Hofer passa poi a mostrarci i menu per il pranzo appesi alle pareti. Ai pazienti sta per essere preparato un risotto alle zucchine. Si prevede una versione standard, una con riso integrale, una senza sale, una senza parmigiano, una con riso integrale e senza grassi e una per celiaci. Lo stesso discorso vale per quasi tutti gli altri piatti e a fianco di ogni piatto sono indicati in maniera precisa anche gli ingredienti. Tutto deve essere attentamente controllato. 
Per spiegarmi come si riesce a gestire il complesso processo di preparazione, Hofer ci porta nel suo ufficio. Il tavolo è coperto da una mole di fogli in cui sono indicati i vari menu. Tutto è suddiviso per colori in un mix di verifiche cartacee e controllo digitale tramite codici a barre, Hofer lo spiega con estrema chiarezza, potrei dire che spiegarlo in un articolo risulterebbe noioso, ma la verità è che ci ho capito davvero poco, troppo complicato.
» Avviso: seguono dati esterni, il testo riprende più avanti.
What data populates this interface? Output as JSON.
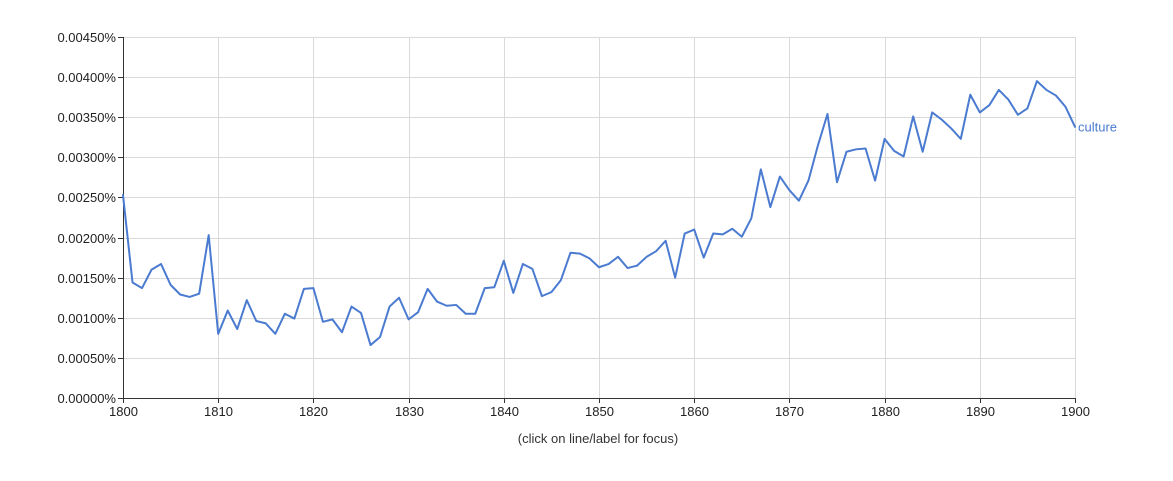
{
  "chart_data": {
    "type": "line",
    "title": "",
    "xlabel": "",
    "ylabel": "",
    "xlim": [
      1800,
      1900
    ],
    "ylim": [
      0,
      0.0045
    ],
    "grid": true,
    "x_ticks": [
      1800,
      1810,
      1820,
      1830,
      1840,
      1850,
      1860,
      1870,
      1880,
      1890,
      1900
    ],
    "x_tick_labels": [
      "1800",
      "1810",
      "1820",
      "1830",
      "1840",
      "1850",
      "1860",
      "1870",
      "1880",
      "1890",
      "1900"
    ],
    "y_ticks": [
      0,
      0.0005,
      0.001,
      0.0015,
      0.002,
      0.0025,
      0.003,
      0.0035,
      0.004,
      0.0045
    ],
    "y_tick_labels": [
      "0.00000%",
      "0.00050%",
      "0.00100%",
      "0.00150%",
      "0.00200%",
      "0.00250%",
      "0.00300%",
      "0.00350%",
      "0.00400%",
      "0.00450%"
    ],
    "series": [
      {
        "name": "culture",
        "color": "#4a7bd0",
        "x": [
          1800,
          1801,
          1802,
          1803,
          1804,
          1805,
          1806,
          1807,
          1808,
          1809,
          1810,
          1811,
          1812,
          1813,
          1814,
          1815,
          1816,
          1817,
          1818,
          1819,
          1820,
          1821,
          1822,
          1823,
          1824,
          1825,
          1826,
          1827,
          1828,
          1829,
          1830,
          1831,
          1832,
          1833,
          1834,
          1835,
          1836,
          1837,
          1838,
          1839,
          1840,
          1841,
          1842,
          1843,
          1844,
          1845,
          1846,
          1847,
          1848,
          1849,
          1850,
          1851,
          1852,
          1853,
          1854,
          1855,
          1856,
          1857,
          1858,
          1859,
          1860,
          1861,
          1862,
          1863,
          1864,
          1865,
          1866,
          1867,
          1868,
          1869,
          1870,
          1871,
          1872,
          1873,
          1874,
          1875,
          1876,
          1877,
          1878,
          1879,
          1880,
          1881,
          1882,
          1883,
          1884,
          1885,
          1886,
          1887,
          1888,
          1889,
          1890,
          1891,
          1892,
          1893,
          1894,
          1895,
          1896,
          1897,
          1898,
          1899,
          1900
        ],
        "values": [
          0.00253,
          0.00144,
          0.00137,
          0.0016,
          0.00167,
          0.00141,
          0.00129,
          0.00126,
          0.0013,
          0.00203,
          0.0008,
          0.00109,
          0.00086,
          0.00122,
          0.00096,
          0.00093,
          0.0008,
          0.00105,
          0.00099,
          0.00136,
          0.00137,
          0.00095,
          0.00098,
          0.00082,
          0.00114,
          0.00106,
          0.00066,
          0.00076,
          0.00114,
          0.00125,
          0.00098,
          0.00107,
          0.00136,
          0.0012,
          0.00115,
          0.00116,
          0.00105,
          0.00105,
          0.00137,
          0.00138,
          0.00171,
          0.00131,
          0.00167,
          0.00161,
          0.00127,
          0.00132,
          0.00147,
          0.00181,
          0.0018,
          0.00174,
          0.00163,
          0.00167,
          0.00176,
          0.00162,
          0.00165,
          0.00176,
          0.00183,
          0.00196,
          0.0015,
          0.00205,
          0.0021,
          0.00175,
          0.00205,
          0.00204,
          0.00211,
          0.00201,
          0.00224,
          0.00285,
          0.00238,
          0.00276,
          0.00259,
          0.00246,
          0.00271,
          0.00315,
          0.00354,
          0.00269,
          0.00307,
          0.0031,
          0.00311,
          0.00271,
          0.00323,
          0.00308,
          0.00301,
          0.00351,
          0.00307,
          0.00356,
          0.00347,
          0.00336,
          0.00323,
          0.00378,
          0.00356,
          0.00365,
          0.00384,
          0.00372,
          0.00353,
          0.00361,
          0.00395,
          0.00384,
          0.00377,
          0.00363,
          0.00338
        ]
      }
    ]
  },
  "footer": {
    "hint": "(click on line/label for focus)"
  }
}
Per fortuna sta per partire il nastro, riesco a mimetizzare la mia confusione e ci avviciniamo all’area in cui vengono preparati i vari vassoi che verranno poi caricati sui carrelli e distribuiti nei reparti. È la classica catena di montaggio, ai due lati del nastro i dipendenti selezionano il cibo da mettere nei piatti e lo caricano sul vassoio. Il controllo viene fatto prima, durante e dopo per evitare errori.  Mentre si preparano i vassoi, tutto intorno si procede alle pulizie, in totale ogni giorno, circa 80-100 persone lavorano in cucina per la preparazione dei pasti e la pulizia della cucina.  Successivamente, procediamo lungo il nastro fino ad arrivare al carrello per osservare come viene eseguito l’ultimo controllo prima che il tutto venga introdotto all’interno di una sorta di ascensore per essere distribuito ai reparti.
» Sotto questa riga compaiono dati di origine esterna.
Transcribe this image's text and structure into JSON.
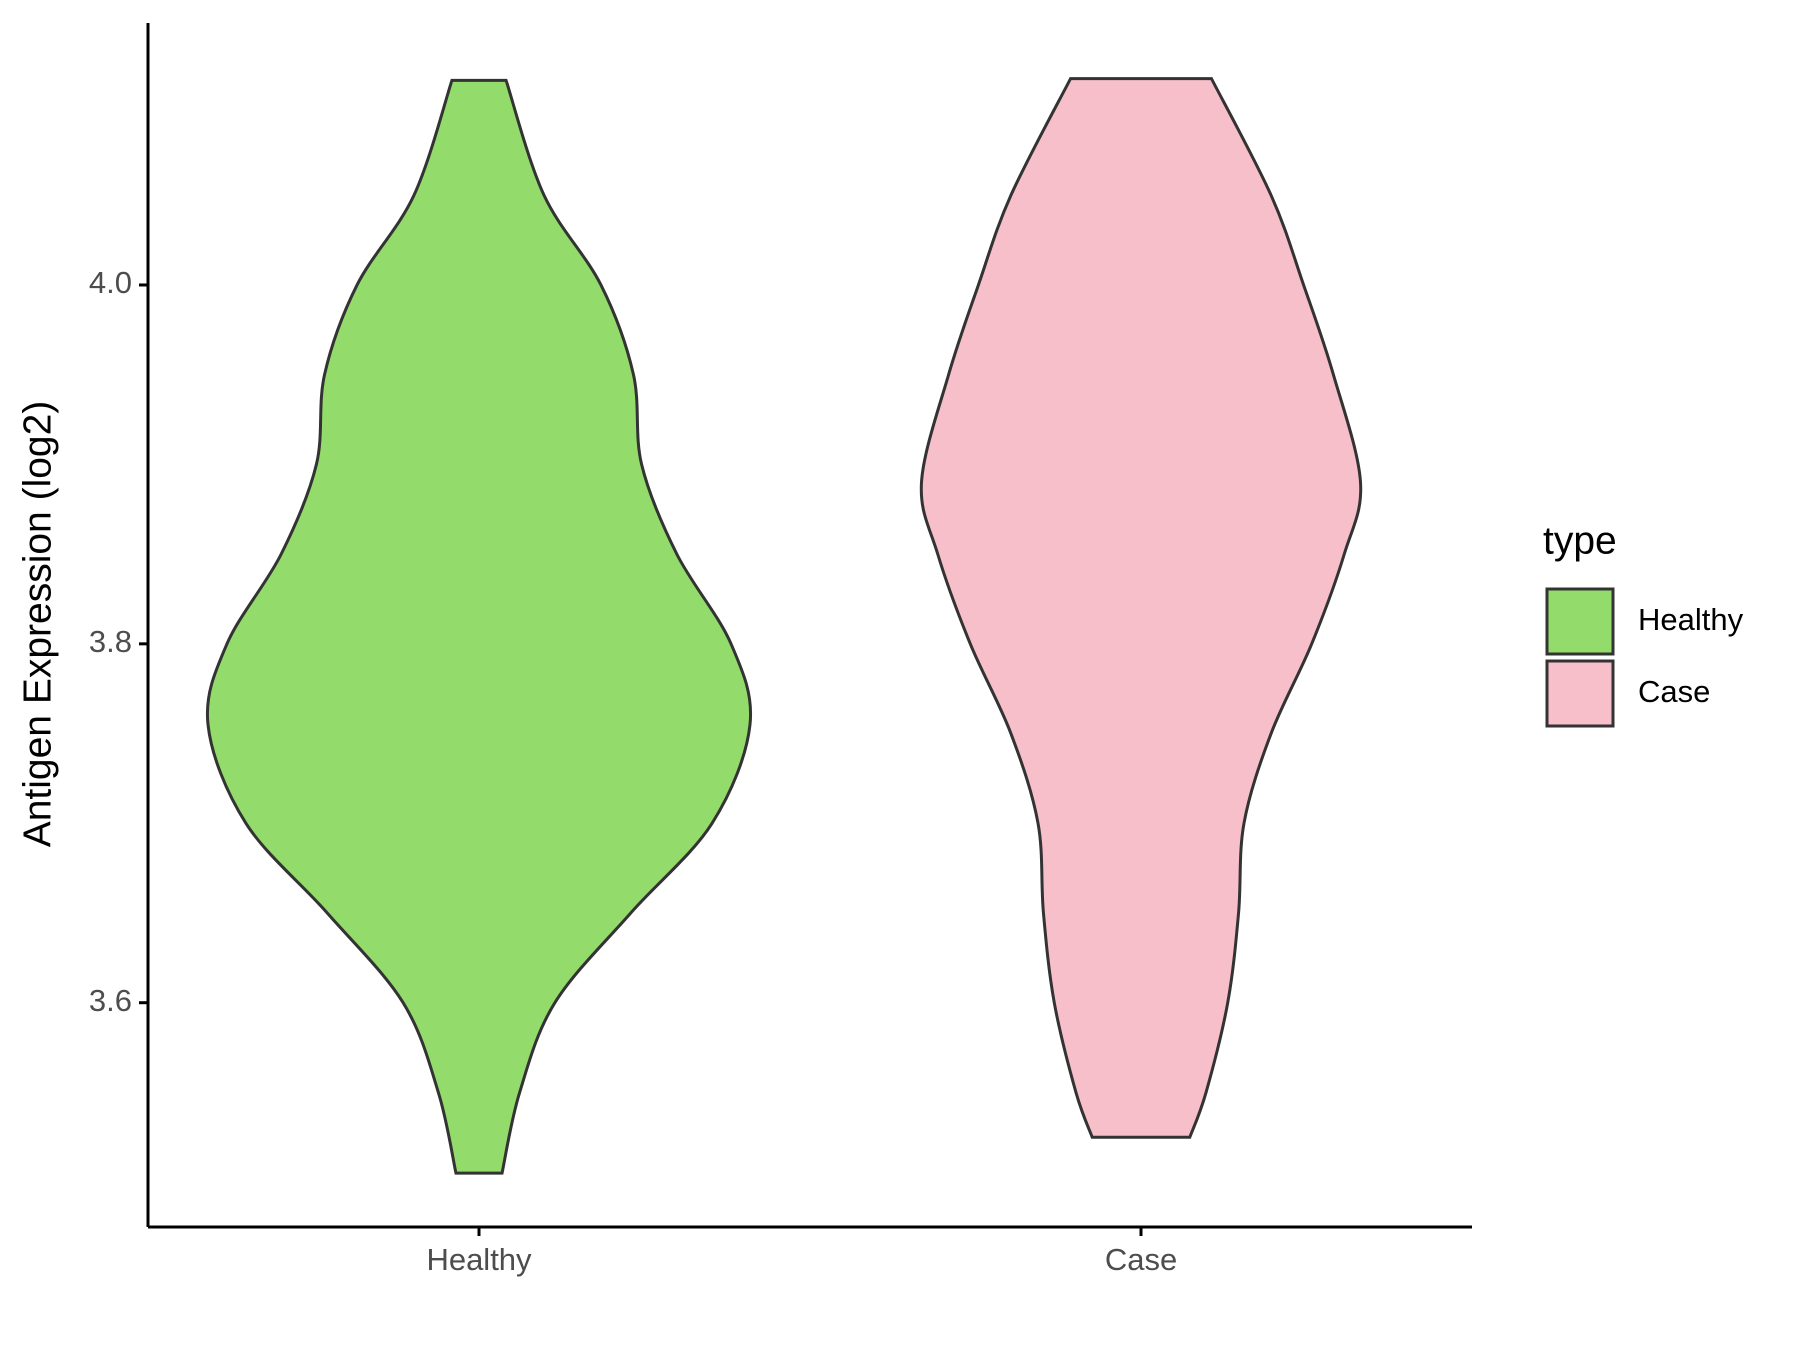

È terminata la visita, prima di salutarci, Qualtieri e Gullotti ci tengono a precisare che i pasti della mensa sono davvero buoni, a quanto pare soprattutto i canederli. Hofer non nasconde  la propria soddisfazione, ma sa benissimo che molti pazienti la pensano diversamente. A loro, più frequentemente, viene servito il classico “menu da ospedale”, piatti che, notoriamente, non mirano a soddisfare il palato dei pazienti, ma a tenerli in vita il più possibile.